Clark airport developer Berthaphil is hoping to attract more global aerospace companies – such as MRO providers and cargo and logistics operators – as part of a wider effort by the government of the Philippines to bring in investment from the sector. 

The company is part of the Philippine Aviation pavilion at this year’s Singapore air show, together with the Philippine Department of Transportation, the Civil Aviation Authority of the Philippines, and Clark International Airport Corporation. 

CRK Facade - 17

Source: Berthaphil

Clark airport is located around 50 miles from downtown Manila

Clark, located about 50 miles (80km) from downtown Manila, is already home to MRO companies such as SIA Engineering Philippines, and is a gateway for logistics giants UPS, DHL and FedEx. 

Berthaphil is offering a vacant 10ha airfield site with primary runway access to aerospace companies. 

Company chair Michael Herman says that the airport has several advantages, including that it is not as congested as Manila’s airport. 

Clark is served by over 15 domestic and international carriers, and its passenger terminal – the country’s newest – can handle 80 million passengers annually. 

Herman says that there is also a “big push” from the Philippine government to boost Clark’s profile as a viable secondary airport to Manila, including improving its connectivity with the capital city. Notably, work is underway to build a new passenger and cargo rail link between the two.  

That government agencies are also participating at the show illustrates “their commitment” to boosting the country’s aerospace sector, including Clark, he says.

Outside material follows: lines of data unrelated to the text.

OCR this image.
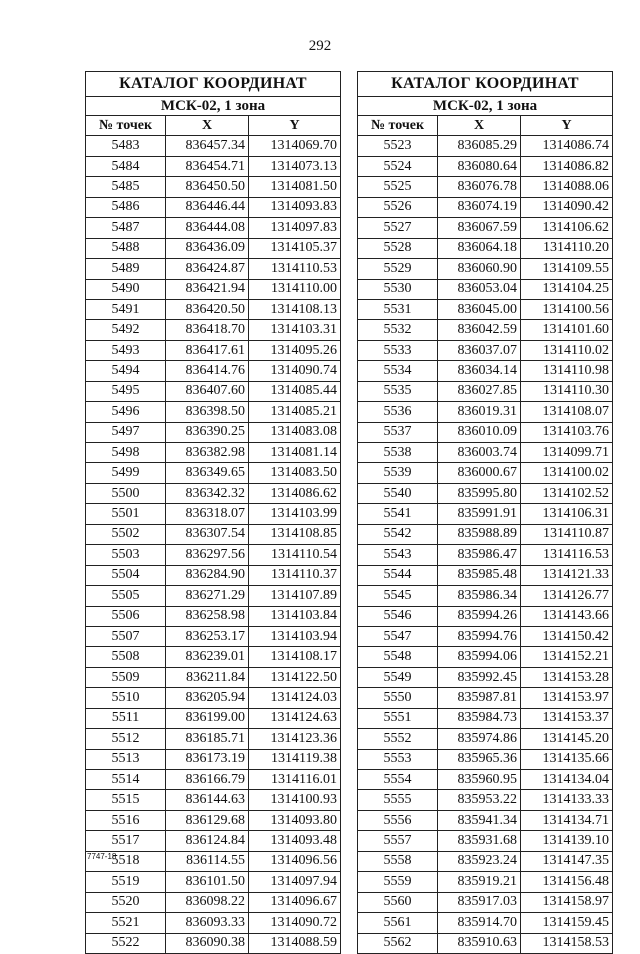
292
КАТАЛОГ КООРДИНАТ		
МСК-02, 1 зона		
№ точек	X	Y
5483	836457.34	1314069.70
5484	836454.71	1314073.13
5485	836450.50	1314081.50
5486	836446.44	1314093.83
5487	836444.08	1314097.83
5488	836436.09	1314105.37
5489	836424.87	1314110.53
5490	836421.94	1314110.00
5491	836420.50	1314108.13
5492	836418.70	1314103.31
5493	836417.61	1314095.26
5494	836414.76	1314090.74
5495	836407.60	1314085.44
5496	836398.50	1314085.21
5497	836390.25	1314083.08
5498	836382.98	1314081.14
5499	836349.65	1314083.50
5500	836342.32	1314086.62
5501	836318.07	1314103.99
5502	836307.54	1314108.85
5503	836297.56	1314110.54
5504	836284.90	1314110.37
5505	836271.29	1314107.89
5506	836258.98	1314103.84
5507	836253.17	1314103.94
5508	836239.01	1314108.17
5509	836211.84	1314122.50
5510	836205.94	1314124.03
5511	836199.00	1314124.63
5512	836185.71	1314123.36
5513	836173.19	1314119.38
5514	836166.79	1314116.01
5515	836144.63	1314100.93
5516	836129.68	1314093.80
5517	836124.84	1314093.48
5518	836114.55	1314096.56
5519	836101.50	1314097.94
5520	836098.22	1314096.67
5521	836093.33	1314090.72
5522	836090.38	1314088.59
КАТАЛОГ КООРДИНАТ		
МСК-02, 1 зона		
№ точек	X	Y
5523	836085.29	1314086.74
5524	836080.64	1314086.82
5525	836076.78	1314088.06
5526	836074.19	1314090.42
5527	836067.59	1314106.62
5528	836064.18	1314110.20
5529	836060.90	1314109.55
5530	836053.04	1314104.25
5531	836045.00	1314100.56
5532	836042.59	1314101.60
5533	836037.07	1314110.02
5534	836034.14	1314110.98
5535	836027.85	1314110.30
5536	836019.31	1314108.07
5537	836010.09	1314103.76
5538	836003.74	1314099.71
5539	836000.67	1314100.02
5540	835995.80	1314102.52
5541	835991.91	1314106.31
5542	835988.89	1314110.87
5543	835986.47	1314116.53
5544	835985.48	1314121.33
5545	835986.34	1314126.77
5546	835994.26	1314143.66
5547	835994.76	1314150.42
5548	835994.06	1314152.21
5549	835992.45	1314153.28
5550	835987.81	1314153.97
5551	835984.73	1314153.37
5552	835974.86	1314145.20
5553	835965.36	1314135.66
5554	835960.95	1314134.04
5555	835953.22	1314133.33
5556	835941.34	1314134.71
5557	835931.68	1314139.10
5558	835923.24	1314147.35
5559	835919.21	1314156.48
5560	835917.03	1314158.97
5561	835914.70	1314159.45
5562	835910.63	1314158.53
7747-18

Herman adds that the Philippines has a large pool of skilled engineers and mechanics who are proficient in English, a boon in attracting international aerospace firms. 

“It is no secret that many of the qualified maintenance engineers and technicians working in places such as Singapore, Hong Kong and the Middle East are Filipinos. Any aerospace company that establishes itself at Clark has a huge pool of internationally certified talent it can draw on both locally and from overseas,” he adds. 

Still, Herman is aware of the intensifying competition from its neighbours, like Singapore and Malaysia, who are also doubling down on efforts to grow aerospace investment. 

He notes that while “healthy competition” is always welcome, many of its competing airports “are fast running out of room”. 

“It will [also] come down to labour – the cost of labour, the availability of labour, what are the benefits they can get?” Herman says. 

He is optimistic about the sector’s prospects in the near-term, but believes that promotional work needs to continue. “We [have got to] let the world know [we are] here… that’s why we are in Singapore, to get the word out that we exist.”